The Office of Legal Policy (OLP) is responsible for developing policy initiatives of high priority to the Department and the Administration. The Assistant Attorney General for the Office of Legal Policy serves as a primary policy advisor to the Attorney General and the Deputy Attorney General. As the Department’s think tank, OLP provides a space distinct from the Department’s day-to-day work for long-term planning that anticipates and helps to shape the terms of national debate on a wide range of forthcoming legal policy questions.
OLP also performs a high-level coordination role within the Department. OLP often handles special projects that implicate the interests of multiple Department components, and it coordinates the regulatory development and review of all proposed and final rules developed by the Department.
Further, OLP advises and assists the President and the Attorney General in the selection and confirmation of federal judges. It oversees the Department's process for vetting, interviewing, evaluating, and seeking confirmation of the nation's judiciary, in close consultation with the White House Counsel.
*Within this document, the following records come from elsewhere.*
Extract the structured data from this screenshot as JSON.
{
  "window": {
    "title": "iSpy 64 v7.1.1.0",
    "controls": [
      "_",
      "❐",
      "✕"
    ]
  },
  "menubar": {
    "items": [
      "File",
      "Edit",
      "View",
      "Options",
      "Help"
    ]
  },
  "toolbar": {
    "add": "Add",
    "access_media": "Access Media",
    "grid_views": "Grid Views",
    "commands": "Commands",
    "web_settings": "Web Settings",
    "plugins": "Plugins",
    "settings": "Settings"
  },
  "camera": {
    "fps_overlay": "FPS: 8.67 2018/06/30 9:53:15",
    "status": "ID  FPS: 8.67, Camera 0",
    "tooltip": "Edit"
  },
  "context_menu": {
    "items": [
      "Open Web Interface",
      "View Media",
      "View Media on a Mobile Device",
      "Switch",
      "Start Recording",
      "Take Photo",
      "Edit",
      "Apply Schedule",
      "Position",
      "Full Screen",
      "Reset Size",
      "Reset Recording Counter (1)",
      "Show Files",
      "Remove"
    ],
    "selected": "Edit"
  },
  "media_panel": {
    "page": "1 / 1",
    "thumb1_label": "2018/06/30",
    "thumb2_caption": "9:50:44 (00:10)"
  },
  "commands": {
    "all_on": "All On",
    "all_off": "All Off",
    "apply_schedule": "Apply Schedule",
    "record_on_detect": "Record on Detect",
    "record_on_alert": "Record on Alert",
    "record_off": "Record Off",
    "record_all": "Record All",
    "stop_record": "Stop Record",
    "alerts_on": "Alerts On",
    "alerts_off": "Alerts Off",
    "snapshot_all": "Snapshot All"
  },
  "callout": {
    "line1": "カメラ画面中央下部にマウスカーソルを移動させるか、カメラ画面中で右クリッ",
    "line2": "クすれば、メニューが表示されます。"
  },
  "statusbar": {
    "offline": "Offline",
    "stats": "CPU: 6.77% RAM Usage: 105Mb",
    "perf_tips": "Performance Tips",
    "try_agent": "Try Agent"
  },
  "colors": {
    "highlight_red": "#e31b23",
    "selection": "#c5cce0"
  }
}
OLP was established by Attorney General William French Smith in 1981 as the principal Department office to plan, develop, and coordinate the implementation of major policy initiatives of high priority to the Department and to the Administration, and to assist the President and the Attorney General in the Administration's judicial selection process for Article III judges. OLP devoted considerable efforts to the areas of criminal and civil justice reform, as had some of its predecessor policy offices (among them, the Office of Criminal Justice, the Office of Policy and Planning, and the Office for Improvements in the Administration of Justice). OLP also supervised the work of the Office of Information and Privacy (OIP) with respect to Freedom of Information and Privacy Act matters.
In 1989, the office was renamed as the Office of Policy Development (OPD), and OIP was established as a separate Department component. For a one-year period, OPD was organized as a component of the newly created Office of Policy and Communications, together with the Office of Public Affairs and the Office of Intergovernmental Affairs. In 1993, that structure was discontinued and OPD was established again as an independent component.
In May 2001, Attorney General John Ashcroft restored the name of the office and confirmed its principal role within the Department.